A report from Healthwatch Bucks (Dignity and Harm), which detailed accounts and opinions of several patients experiencing mental health concerns. The report suggested that further work could be done to ensure all GPs were sufficiently trained to deal with cases of self-harm.
The CCG has continued to arrange and promote training opportunities to GPs and practice staff where suitable (such as Psychological Perspectives in Education and Primary Care, suicide prevention, Mental health study days). It has circulated details of relevant guidelines and made them digitally available to GPs and practice staff and highlighted the importance of familiarisation.

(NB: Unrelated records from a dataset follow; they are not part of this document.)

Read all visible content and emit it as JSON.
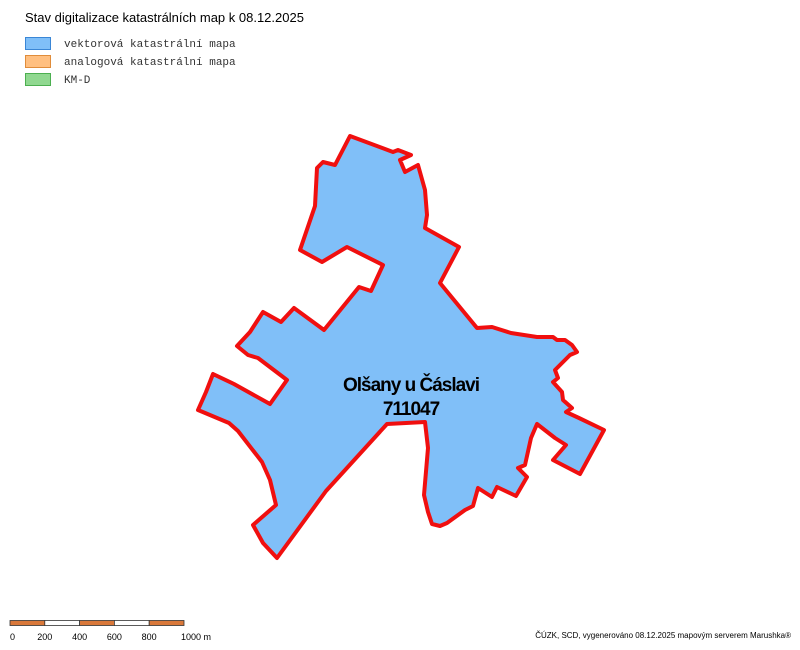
{
  "title": "Stav digitalizace katastrálních map k 08.12.2025",
  "legend": [
    {
      "label": "vektorová katastrální mapa",
      "color": "#80bff8",
      "border": "#3a86d6"
    },
    {
      "label": "analogová katastrální mapa",
      "color": "#ffbf80",
      "border": "#e08c3a"
    },
    {
      "label": "KM-D",
      "color": "#90d890",
      "border": "#4caf50"
    }
  ],
  "area": {
    "name": "Olšany u Čáslavi",
    "code": "711047"
  },
  "scale": {
    "labels": [
      "0",
      "200",
      "400",
      "600",
      "800",
      "1000 m"
    ]
  },
  "footer": "ČÚZK, SCD, vygenerováno 08.12.2025 mapovým serverem Marushka®"
}
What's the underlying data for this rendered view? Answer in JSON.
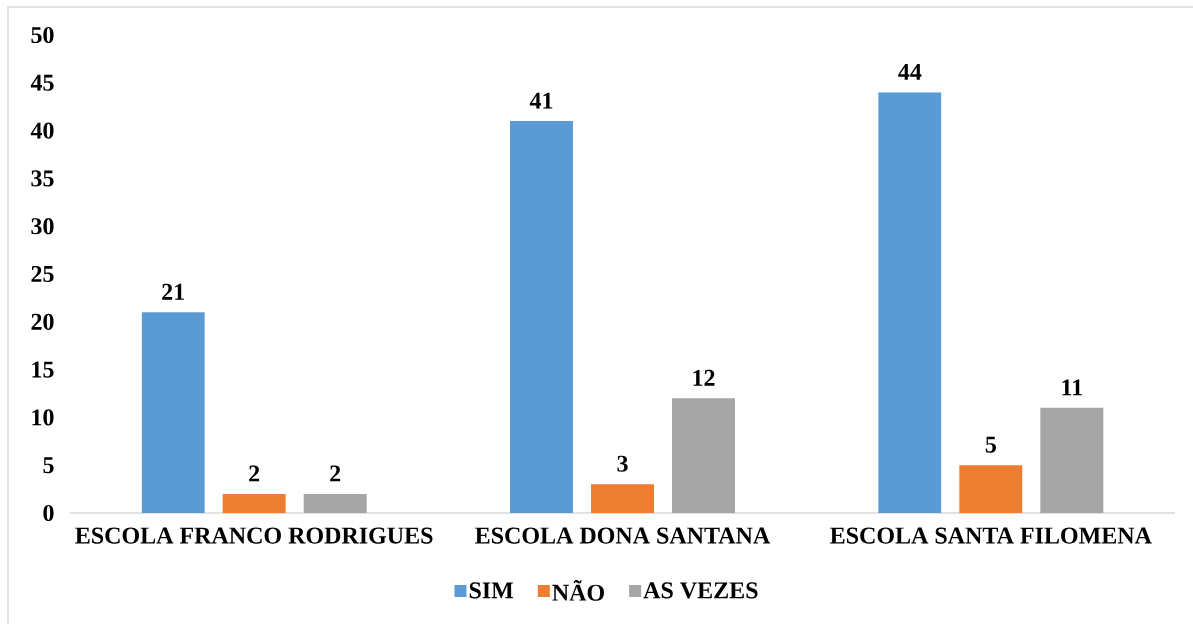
{
  "chart_data": {
    "type": "bar",
    "categories": [
      "ESCOLA FRANCO RODRIGUES",
      "ESCOLA DONA SANTANA",
      "ESCOLA SANTA FILOMENA"
    ],
    "series": [
      {
        "name": "SIM",
        "color": "#5b9bd5",
        "values": [
          21,
          41,
          44
        ]
      },
      {
        "name": "NÃO",
        "color": "#ed7d31",
        "values": [
          2,
          3,
          5
        ]
      },
      {
        "name": "AS VEZES",
        "color": "#a5a5a5",
        "values": [
          2,
          12,
          11
        ]
      }
    ],
    "ylim": [
      0,
      50
    ],
    "yticks": [
      0,
      5,
      10,
      15,
      20,
      25,
      30,
      35,
      40,
      45,
      50
    ],
    "legend": "bottom",
    "data_labels": true
  }
}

Winter Pressures communications
As part of our 2019/20 winter pressures communications plan, which includes us working to reach as many members of the public as possible to offer health and care advice and guidance, we asked members of the Getting Bucks Involved group. They made a number of helpful suggestions on how to reach people, including the use of radio advertising, and we have adopted several of these approaches in this year’s communications strategy.
Long Term Plan
The Buckinghamshire Oxfordshire and Berkshire West Integrated Care System (BOB ICS), of which NHS Buckinghamshire CCG is a partner, has published an interim report on the development of its five year plan
The report Improving Health and Care in Buckinghamshire Oxfordshire and Berkshire West describes the range of organisations involved in the BOB ICS, how they work together and how they are developing their priorities and plans for the next five years.
Thoughts and comments on the suggested priorities, opportunities and challenges were welcomed and members of the public and stakeholders had the opportunity to give their feedback. This engagement will continue, going forward, as the plan develops.